We collaborated with the IvyWise team to reimagine how this core feature should work across the lifecycle of a student’s engagement with the program. We crafted a new experience that divided one overly complex interface into several simpler ones, added powerful configurability features, and improved overall usability.

Previous design of Ivywise school list UI
Previous UI of the School List.
Wireframes for the new iteration of the School List
Savas wireframes for the new School List.
New UI for the School List
New UI for the School List.

Providing Students with a Roadmap

One of the net-new features we worked on included a semester-by-semester timeline of how the program prepares students for college applications. Another net-new feature was tasks, which allowed counselors to create and assign tasks to students. Tasks would be associated with time periods on the timeline, giving families a granular view into the future of their engagement with IvyWise.

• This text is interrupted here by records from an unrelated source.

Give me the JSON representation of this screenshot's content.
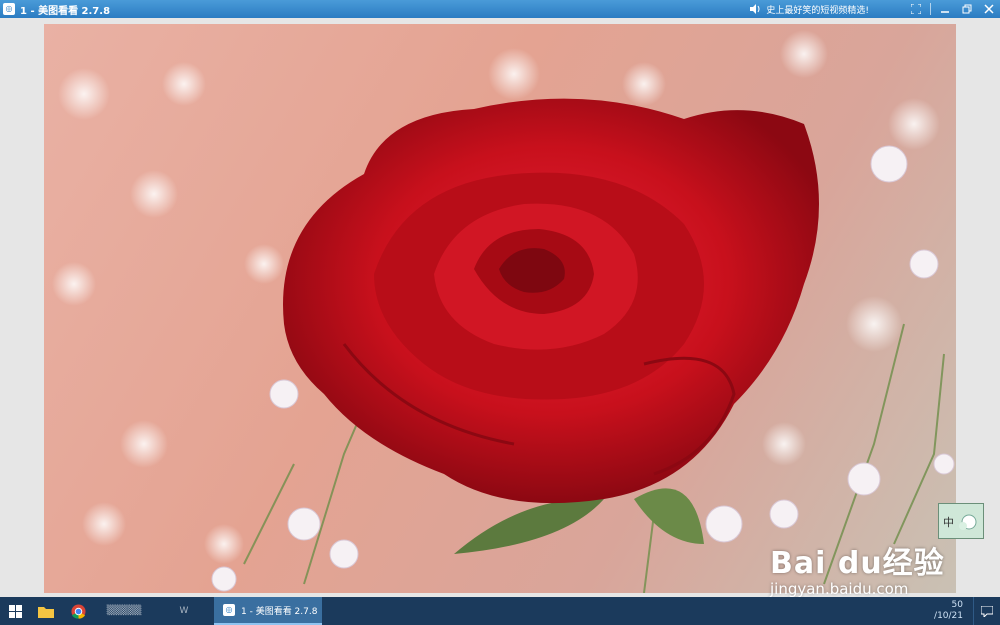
{
  "window": {
    "title": "1 - 美图看看 2.7.8",
    "promo_text": "史上最好笑的短视频精选!",
    "icons": [
      "speaker-icon",
      "fullscreen-icon",
      "minimize-icon",
      "restore-icon",
      "close-icon"
    ]
  },
  "viewer": {
    "thumbnail_label": "中",
    "watermark": {
      "logo": "Bai du经验",
      "url": "jingyan.baidu.com"
    }
  },
  "taskbar": {
    "active_task_label": "1 - 美图看看 2.7.8",
    "blurred_task_label": "W",
    "date_text": "/10/21",
    "time_text": "50"
  },
  "colors": {
    "titlebar": "#2b7cc2",
    "taskbar": "#1b3a5c",
    "rose": "#c8101c"
  }
}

While similar, each student’s program, timeline, and tasks are unique. To reduce operational overhead for IvyWise, we worked with their team to build a system where they could build timeline templates or archetypes and use those preconfigured archetypes as a starting point for individual students’ timelines. Additionally, we created an inheritance system for tasks, allowing them to develop prototypical root tasks for quick use or further customization.

These features built a high degree of time savings for the IvyWise team in managing content while preserving the highly personalized experience that has made them successful.

Array of new feature wireframes from the Ivywise interface.
Wireframes for net-new Ivywise functionality.